Sequels, though hugely popular, are running out of innovative ideas, plot twists and surprises, having churned out so many stories in the world of its characters.
Presto: The Prequel. “Star Trek” must rank among the best this year, smartly directed by “Lost” the TV series’ creator J.J. Abrams.
Abrams gives a textbook lesson on how the prequel is a chance to re-establish the favourite franchise in a slightly different setting, so you have the twin advantages of familiar characters and fresh story-spinning opportunities.
Another prequel that got everything right was “Batman Begins” by Christopher Nolan starring Christian Bale, which reinstated the dark ambiguities of the original comics. Not to overanalyse — after all, Nolan did say of his film, that “blowing stuff up is particularly exciting” — but “Begins” did reinvent the franchise. Batman was in desperate need of some talent transfusion, having been reduced to boring parody.
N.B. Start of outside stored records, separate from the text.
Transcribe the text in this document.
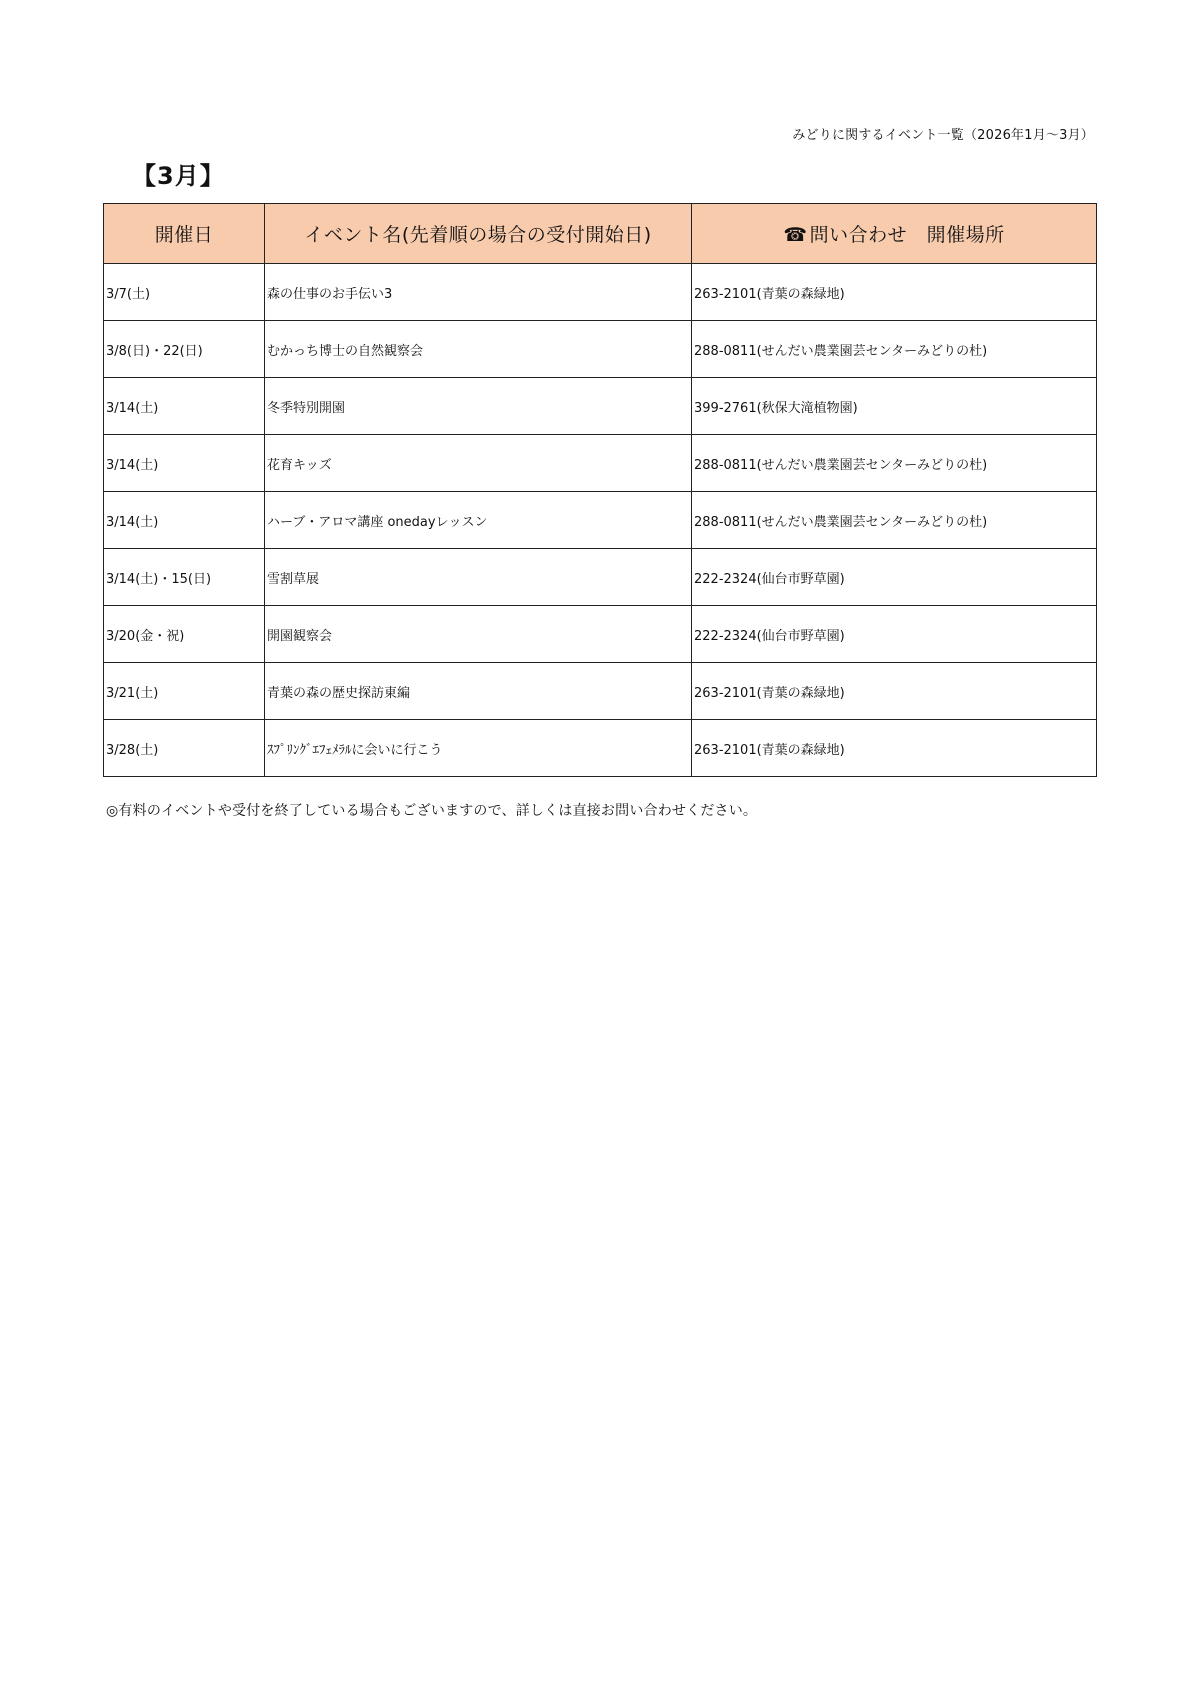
みどりに関するイベント一覧（2026年1月～3月）
【3月】
開催日	イベント名(先着順の場合の受付開始日)	☎ 問い合わせ　開催場所
3/7(土)	森の仕事のお手伝い3	263-2101(青葉の森緑地)
3/8(日)・22(日)	むかっち博士の自然観察会	288-0811(せんだい農業園芸センターみどりの杜)
3/14(土)	冬季特別開園	399-2761(秋保大滝植物園)
3/14(土)	花育キッズ	288-0811(せんだい農業園芸センターみどりの杜)
3/14(土)	ハーブ・アロマ講座 onedayレッスン	288-0811(せんだい農業園芸センターみどりの杜)
3/14(土)・15(日)	雪割草展	222-2324(仙台市野草園)
3/20(金・祝)	開園観察会	222-2324(仙台市野草園)
3/21(土)	青葉の森の歴史探訪東編	263-2101(青葉の森緑地)
3/28(土)	ｽﾌﾟﾘﾝｸﾞｴﾌｪﾒﾗﾙに会いに行こう	263-2101(青葉の森緑地)
◎有料のイベントや受付を終了している場合もございますので、詳しくは直接お問い合わせください。
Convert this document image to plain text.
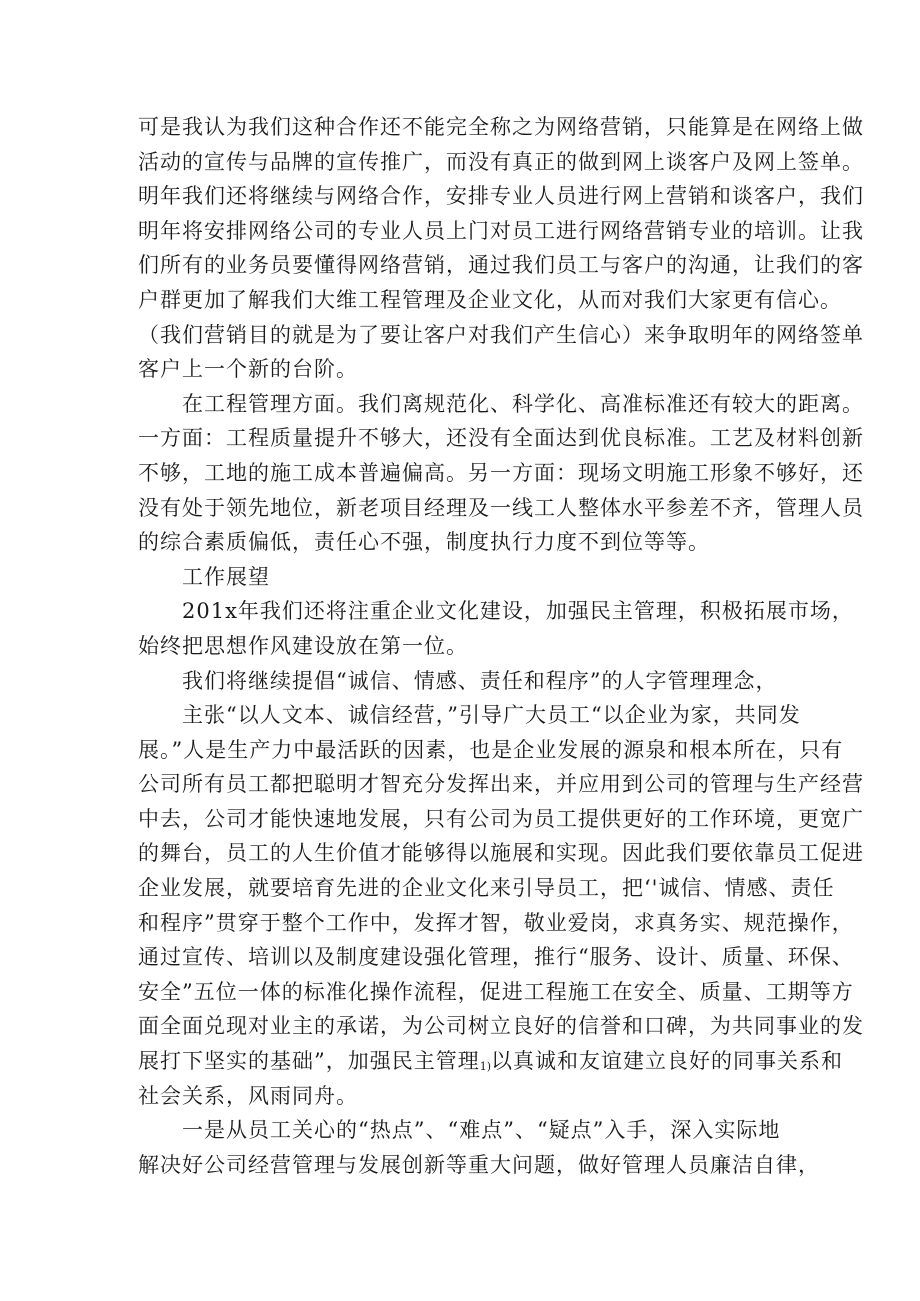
可是我认为我们这种合作还不能完全称之为网络营销，只能算是在网络上做
活动的宣传与品牌的宣传推广，而没有真正的做到网上谈客户及网上签单。
明年我们还将继续与网络合作，安排专业人员进行网上营销和谈客户，我们
明年将安排网络公司的专业人员上门对员工进行网络营销专业的培训。让我
们所有的业务员要懂得网络营销，通过我们员工与客户的沟通，让我们的客
户群更加了解我们大维工程管理及企业文化，从而对我们大家更有信心。
（我们营销目的就是为了要让客户对我们产生信心）来争取明年的网络签单
客户上一个新的台阶。
在工程管理方面。我们离规范化、科学化、高准标准还有较大的距离。
一方面：工程质量提升不够大，还没有全面达到优良标准。工艺及材料创新
不够，工地的施工成本普遍偏高。另一方面：现场文明施工形象不够好，还
没有处于领先地位，新老项目经理及一线工人整体水平参差不齐，管理人员
的综合素质偏低，责任心不强，制度执行力度不到位等等。
工作展望
201x年我们还将注重企业文化建设，加强民主管理，积极拓展市场，
始终把思想作风建设放在第一位。
我们将继续提倡“诚信、情感、责任和程序”的人字管理理念，
主张“以人文本、诚信经营，”引导广大员工“以企业为家，共同发
展。”人是生产力中最活跃的因素，也是企业发展的源泉和根本所在，只有
公司所有员工都把聪明才智充分发挥出来，并应用到公司的管理与生产经营
中去，公司才能快速地发展，只有公司为员工提供更好的工作环境，更宽广
的舞台，员工的人生价值才能够得以施展和实现。因此我们要依靠员工促进
企业发展，就要培育先进的企业文化来引导员工，把‘'诚信、情感、责任
和程序”贯穿于整个工作中，发挥才智，敬业爱岗，求真务实、规范操作，
通过宣传、培训以及制度建设强化管理，推行“服务、设计、质量、环保、
安全”五位一体的标准化操作流程，促进工程施工在安全、质量、工期等方
面全面兑现对业主的承诺，为公司树立良好的信誉和口碑，为共同事业的发
展打下坚实的基础”，加强民主管理1)以真诚和友谊建立良好的同事关系和
社会关系，风雨同舟。
一是从员工关心的“热点”、“难点”、“疑点”入手，深入实际地
解决好公司经营管理与发展创新等重大问题，做好管理人员廉洁自律，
The same issue, incidentally, was faced by the Bond franchise — which, by this stage, left one neither shaken nor stirred. The solution: reboot the franchise and take double-oh-seven back to the beginning. Daniel Craig certainly earned his licence to kill with “Casino Royale”.
Other prequels are simply about past events that have been mentioned in hit movies. Thus “Underworld: Rise of the Lycans”, shown here earlier this year, was about the vampire-werewolf war that’s referred to in the first two Underworld films.
In this Prequel-as-Backstory category, the trio of films set a long time ago in a galaxy far away must be the most hyped. And the biggest disappointment. Fans of the original loathed the three “Star Wars” movies that were last released — which are actually the first three in the story.
Back to the future
Writers of prequels should have learnt something from the “Star Wars” debacle (in terms of artistic merit, that is, as opposed to box office takings): i.e., if your intention is merely to put the backstory onscreen, do remember that viewers already know the ending.
Which might be why, “X-Men Origins: Wolverine” — that looks at how Wolverine came to be who he is — has underwhelmed the critics, despite an admirably ripped Hugh Jackman.
Nitpickers may argue about the categorisation of the fourth Terminator (“T4”) film. Though “Terminator Salvation” is set in the future, it refers to a time before the first Terminator film — and can therefore be classified as a prequel in a back-to-the-future sort of way.
So the brainy move of casting Leonard Nimoy as the “mature” Spock did please some old Trekkies but Abrams, for one, said quite categorically that his movie was not made for fans of the original TV series but “for future fans of the franchise and for people who just want to go on a great thrill ride”.
As franchises need new devotees to boldly go where old movies cannot go — way into the future — prequels are probably here to stay.